One, the big companies that have an existing, you know, very capital-intensive architecture are looking to scale down the architecture to make it work at the edge. And then there are companies like SEMA that are building up from scratch with the edge in mind. Yeah.
And what's the role for each of those? Or in your view, is there no role for the scaling down that's...
Yeah. More than the scaling down, what people are not paying enough attention to is the software. So scaling down the silicon, there's a lot of smarts, a lot of capability.
But AI software is an entirely new paradigm. So you cannot just add AI to an existing infrastructure. It's kind of open heart surgery.
So people need to think about the AI software architecture first before they really look at scaling down. This is where the industry's large gap is.

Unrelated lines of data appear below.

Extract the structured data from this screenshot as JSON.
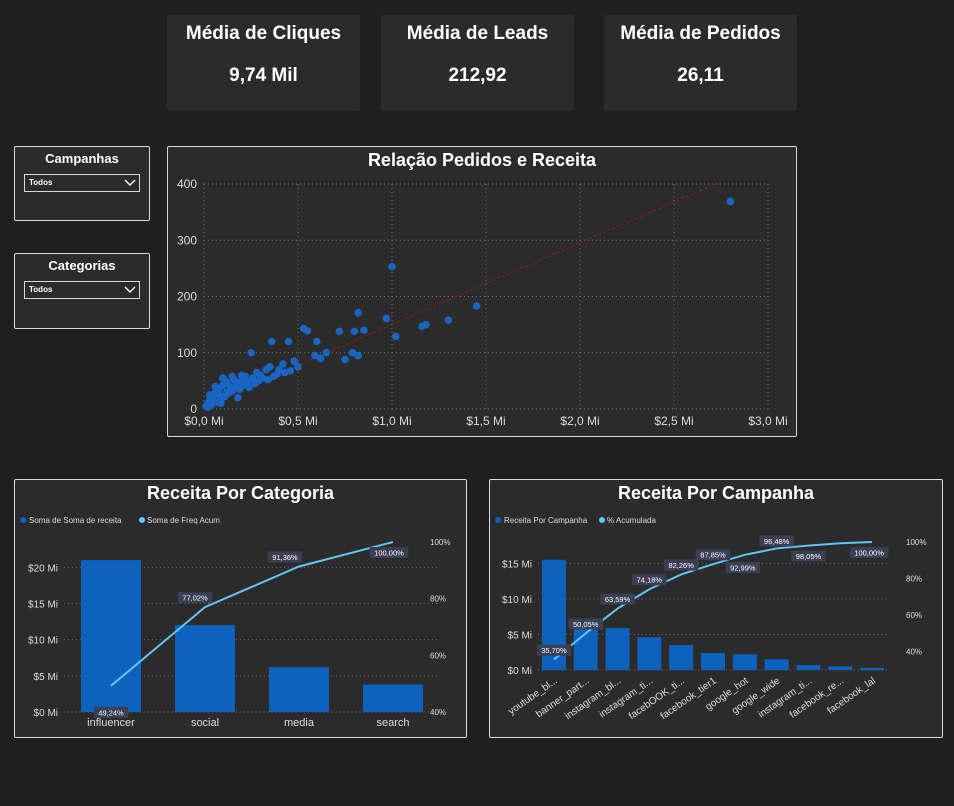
{
  "kpis": [
    {
      "title": "Média de Cliques",
      "value": "9,74 Mil"
    },
    {
      "title": "Média de Leads",
      "value": "212,92"
    },
    {
      "title": "Média de Pedidos",
      "value": "26,11"
    }
  ],
  "slicers": {
    "campanhas": {
      "title": "Campanhas",
      "selected": "Todos"
    },
    "categorias": {
      "title": "Categorias",
      "selected": "Todos"
    }
  },
  "colors": {
    "background": "#1f1f1f",
    "panel": "#2b2b2b",
    "bar": "#0d62bd",
    "scatter": "#1a64c2",
    "trend": "#8b1a1a",
    "line": "#63c5f3",
    "label_bg": "#3a3f55"
  },
  "chart_data": [
    {
      "id": "scatter",
      "type": "scatter",
      "title": "Relação Pedidos e Receita",
      "xlabel": "",
      "ylabel": "",
      "xlim": [
        0,
        3.0
      ],
      "ylim": [
        0,
        400
      ],
      "x_ticks": [
        "$0,0 Mi",
        "$0,5 Mi",
        "$1,0 Mi",
        "$1,5 Mi",
        "$2,0 Mi",
        "$2,5 Mi",
        "$3,0 Mi"
      ],
      "y_ticks": [
        "0",
        "100",
        "200",
        "300",
        "400"
      ],
      "trendline": [
        [
          0,
          5
        ],
        [
          2.72,
          400
        ]
      ],
      "points": [
        [
          2.8,
          369
        ],
        [
          1.0,
          253
        ],
        [
          1.45,
          183
        ],
        [
          1.3,
          158
        ],
        [
          1.18,
          150
        ],
        [
          1.16,
          147
        ],
        [
          1.02,
          129
        ],
        [
          0.97,
          161
        ],
        [
          0.82,
          171
        ],
        [
          0.8,
          138
        ],
        [
          0.85,
          140
        ],
        [
          0.72,
          138
        ],
        [
          0.75,
          88
        ],
        [
          0.79,
          100
        ],
        [
          0.82,
          95
        ],
        [
          0.65,
          100
        ],
        [
          0.6,
          120
        ],
        [
          0.55,
          139
        ],
        [
          0.53,
          143
        ],
        [
          0.45,
          120
        ],
        [
          0.36,
          120
        ],
        [
          0.59,
          95
        ],
        [
          0.62,
          90
        ],
        [
          0.25,
          100
        ],
        [
          0.48,
          85
        ],
        [
          0.5,
          75
        ],
        [
          0.4,
          70
        ],
        [
          0.42,
          80
        ],
        [
          0.35,
          75
        ],
        [
          0.33,
          70
        ],
        [
          0.3,
          60
        ],
        [
          0.28,
          65
        ],
        [
          0.26,
          55
        ],
        [
          0.22,
          58
        ],
        [
          0.2,
          50
        ],
        [
          0.18,
          45
        ],
        [
          0.16,
          52
        ],
        [
          0.14,
          40
        ],
        [
          0.12,
          48
        ],
        [
          0.1,
          42
        ],
        [
          0.08,
          35
        ],
        [
          0.06,
          30
        ],
        [
          0.05,
          25
        ],
        [
          0.04,
          20
        ],
        [
          0.03,
          15
        ],
        [
          0.02,
          10
        ],
        [
          0.01,
          5
        ],
        [
          0.02,
          3
        ],
        [
          0.04,
          8
        ],
        [
          0.07,
          12
        ],
        [
          0.09,
          18
        ],
        [
          0.11,
          22
        ],
        [
          0.13,
          28
        ],
        [
          0.15,
          32
        ],
        [
          0.17,
          38
        ],
        [
          0.19,
          35
        ],
        [
          0.21,
          42
        ],
        [
          0.23,
          48
        ],
        [
          0.24,
          38
        ],
        [
          0.27,
          45
        ],
        [
          0.29,
          50
        ],
        [
          0.31,
          55
        ],
        [
          0.34,
          52
        ],
        [
          0.37,
          58
        ],
        [
          0.39,
          62
        ],
        [
          0.43,
          65
        ],
        [
          0.46,
          68
        ],
        [
          0.2,
          60
        ],
        [
          0.15,
          58
        ],
        [
          0.1,
          55
        ],
        [
          0.12,
          30
        ],
        [
          0.08,
          25
        ],
        [
          0.05,
          15
        ],
        [
          0.03,
          25
        ],
        [
          0.06,
          40
        ],
        [
          0.09,
          10
        ],
        [
          0.18,
          20
        ]
      ]
    },
    {
      "id": "categoria",
      "type": "bar",
      "title": "Receita Por Categoria",
      "legend": [
        "Soma de Soma de receita",
        "Soma de Freq Acum"
      ],
      "categories": [
        "influencer",
        "social",
        "media",
        "search"
      ],
      "series": [
        {
          "name": "Soma de Soma de receita",
          "values": [
            21.0,
            12.0,
            6.2,
            3.8
          ]
        },
        {
          "name": "Soma de Freq Acum",
          "values": [
            49.24,
            77.02,
            91.36,
            100.0
          ]
        }
      ],
      "line_labels": [
        "49,24%",
        "77,02%",
        "91,36%",
        "100,00%"
      ],
      "ylim": [
        0,
        23.5
      ],
      "y2lim": [
        40,
        100
      ],
      "y_ticks": [
        "$0 Mi",
        "$5 Mi",
        "$10 Mi",
        "$15 Mi",
        "$20 Mi"
      ],
      "y2_ticks": [
        "40%",
        "60%",
        "80%",
        "100%"
      ]
    },
    {
      "id": "campanha",
      "type": "bar",
      "title": "Receita Por Campanha",
      "legend": [
        "Receita Por Campanha",
        "% Acumulada"
      ],
      "categories": [
        "youtube_bl...",
        "banner_part...",
        "instagram_bl...",
        "instagram_ti...",
        "facebOOK_ti...",
        "facebook_tier1",
        "google_hot",
        "google_wide",
        "instagram_ti...",
        "facebook_re...",
        "facebook_lal"
      ],
      "series": [
        {
          "name": "Receita Por Campanha",
          "values": [
            15.5,
            6.3,
            5.9,
            4.6,
            3.5,
            2.4,
            2.2,
            1.5,
            0.7,
            0.5,
            0.3
          ]
        },
        {
          "name": "% Acumulada",
          "values": [
            35.7,
            50.05,
            63.59,
            74.18,
            82.26,
            87.85,
            92.99,
            96.48,
            98.05,
            99.3,
            100.0
          ]
        }
      ],
      "line_labels": [
        "35,70%",
        "50,05%",
        "63,59%",
        "74,18%",
        "82,26%",
        "87,85%",
        "92,99%",
        "96,48%",
        "98,05%",
        "",
        "100,00%"
      ],
      "ylim": [
        0,
        18
      ],
      "y2lim": [
        30,
        100
      ],
      "y_ticks": [
        "$0 Mi",
        "$5 Mi",
        "$10 Mi",
        "$15 Mi"
      ],
      "y2_ticks": [
        "40%",
        "60%",
        "80%",
        "100%"
      ]
    }
  ]
}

There are very many amazing public companies that have classically served the edge.
But very few of them have an industry leading AI software and an AI roadmap. So that's one large opportunity and gap. I would submit to you that if people don't have an AI roadmap in 10 years, they may not be around as a company.
So there is going to be a mad scramble and a rush to really kind of AI enable everybody's roadmap going forward because it's here to stay. And this is not a fad anymore. And if you don't have an AI story, it's probably going to be yesterday's story, right?
So that's the big shift people are moving to. What we are building is something purpose built. And we really targeted this market.
And I would say we are one of the first few companies to really dedicate our focus to this. We are not the very first, but we are one of the very first few. And we have come a long way in five and a half years, and we are Gen 1 in production for a year and a half.
We are engaged with a wide range of applications and customers and market leaders. And our Gen 2s are on the corner. And so we are pretty excited about what we are going to bring.
The learning I have gone through is, while AI architectures are hard, what's been the Achilles heel remains the Achilles heel for the industry, which is AI software. And this is also perhaps the reason why Nvidia has had a great run and very little competition to date. And so AI software is probably, whoever does a great job in AI software is going to be the lead.
That much is clear.
And when you say AI software, you're talking about CUDA or?
Yes, RDA Coolant, right, a palette in our case. Correct.
Yeah. Yeah. And maybe just explain that a little bit more for listeners that aren't familiar with CUDA or with palettes.
Our palette, right? And so I think customers design their application and they come back and say, hey, this is what I want to go accomplish. And they have an expectation on the performance they want, the power that they want, the accuracy that they want, or the cost that they want to spend for a particular application, right?
So they walk in and say, here's my application description, here's what I want to get out of it. What translates the application from a customer description? Into a chip executable that runs on the chip, and then delivers the promise of the performance, the power, the cost, is really the software programming environment, and in Nvidia's case, it's called CUDA, and in our case, it's called PALT.
So it's really a translation between the customer's description of the application to what eventually runs on the chip.
Yeah, and a translation to what? I mean, to...
It ends up being fundamentally a microcode or an executable that is then downloaded onto the chip, so that the chip can be programmed to perform as the application requested.